For a second there was a terrific struggle between the desire of the man and his dignity. It was clear then beyond all doubt that he loved her passionately. He trembled. His face grew scarlet. At last, with a terrible effort he turned suddenly from her. He did not even say farewell.

"You see," said the mother, "I can do nothing. There is too much of her father in her." A shade of bitterness crept into her voice, a quality of hardness aroused by a man who no longer existed save in the gray portrait behind her. "If it had been Irene," she continued and then, checking herself, "but what am I thinking of? It could never have been Irene."

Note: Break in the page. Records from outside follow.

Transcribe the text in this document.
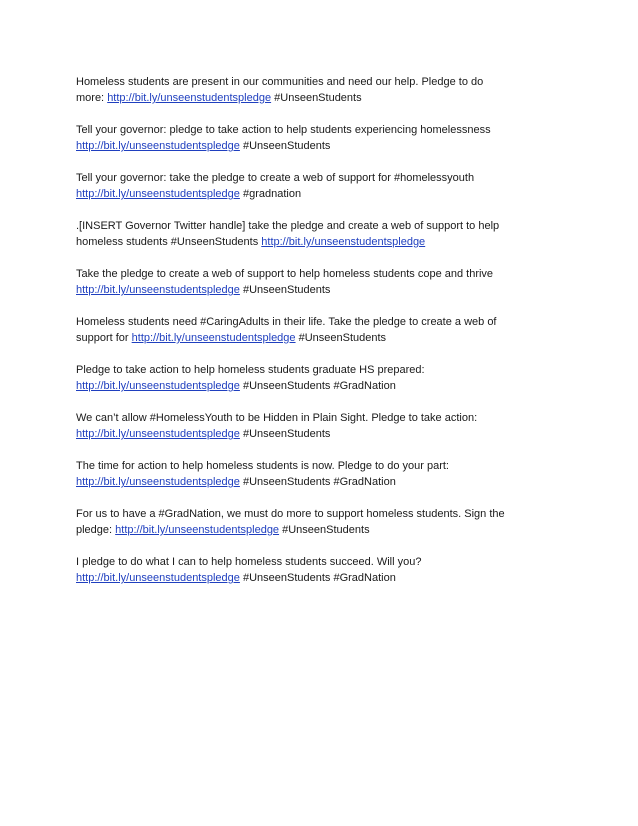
Homeless students are present in our communities and need our help. Pledge to do
more: http://bit.ly/unseenstudentspledge #UnseenStudents

Tell your governor: pledge to take action to help students experiencing homelessness
http://bit.ly/unseenstudentspledge #UnseenStudents

Tell your governor: take the pledge to create a web of support for #homelessyouth
http://bit.ly/unseenstudentspledge #gradnation

.[INSERT Governor Twitter handle] take the pledge and create a web of support to help
homeless students #UnseenStudents http://bit.ly/unseenstudentspledge

Take the pledge to create a web of support to help homeless students cope and thrive
http://bit.ly/unseenstudentspledge #UnseenStudents

Homeless students need #CaringAdults in their life. Take the pledge to create a web of
support for http://bit.ly/unseenstudentspledge #UnseenStudents

Pledge to take action to help homeless students graduate HS prepared:
http://bit.ly/unseenstudentspledge #UnseenStudents #GradNation

We can’t allow #HomelessYouth to be Hidden in Plain Sight. Pledge to take action:
http://bit.ly/unseenstudentspledge #UnseenStudents

The time for action to help homeless students is now. Pledge to do your part:
http://bit.ly/unseenstudentspledge #UnseenStudents #GradNation

For us to have a #GradNation, we must do more to support homeless students. Sign the
pledge: http://bit.ly/unseenstudentspledge #UnseenStudents

I pledge to do what I can to help homeless students succeed. Will you?
http://bit.ly/unseenstudentspledge #UnseenStudents #GradNation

Quietly Lily opened the door and stole away, the black cloak trailing behind her across the polished floor, the sound of her footsteps dying slowly away as she ascended the stairs.

At midnight Hennery brought the carriage round from the stables, the Governor climbed in, and from the shelter of the piazza Julia Shane, leaning on her stick, watched him drive furiously away down the long drive through the iron gates and into the street bordered by the miserable shacks and boarding houses occupied by foreigners. At the corner the jangling music of the mechanical piano drifted through the swinging doors of the saloon where a mob of steel puddlers, in from the night shift, drank away the memories of the hot furnaces.

Thus the long association of the Governor with the old house at Cypress Hill came abruptly to an end.

He left behind him three women. Of these Lily was already asleep in the great Italian bed. In an adjoining room her mother lay awake staring into the darkness, planning how to keep the knowledge of the affair from Irene. It was impossible to predict the reaction which it might have upon the girl. It might drive her, delicate and neurotic, into any one of a score of hysterical paths. The room was gray with the light of dawn before Julia Shane at last fell asleep.

As for the third—Irene—she too lay awake praying to the Blessed Virgin for strength to keep her terrible secret. She closed her eyes; she buried her face in her pillow; but none of these things could destroy the picture of the Governor stealthily opening the door of Lily's room.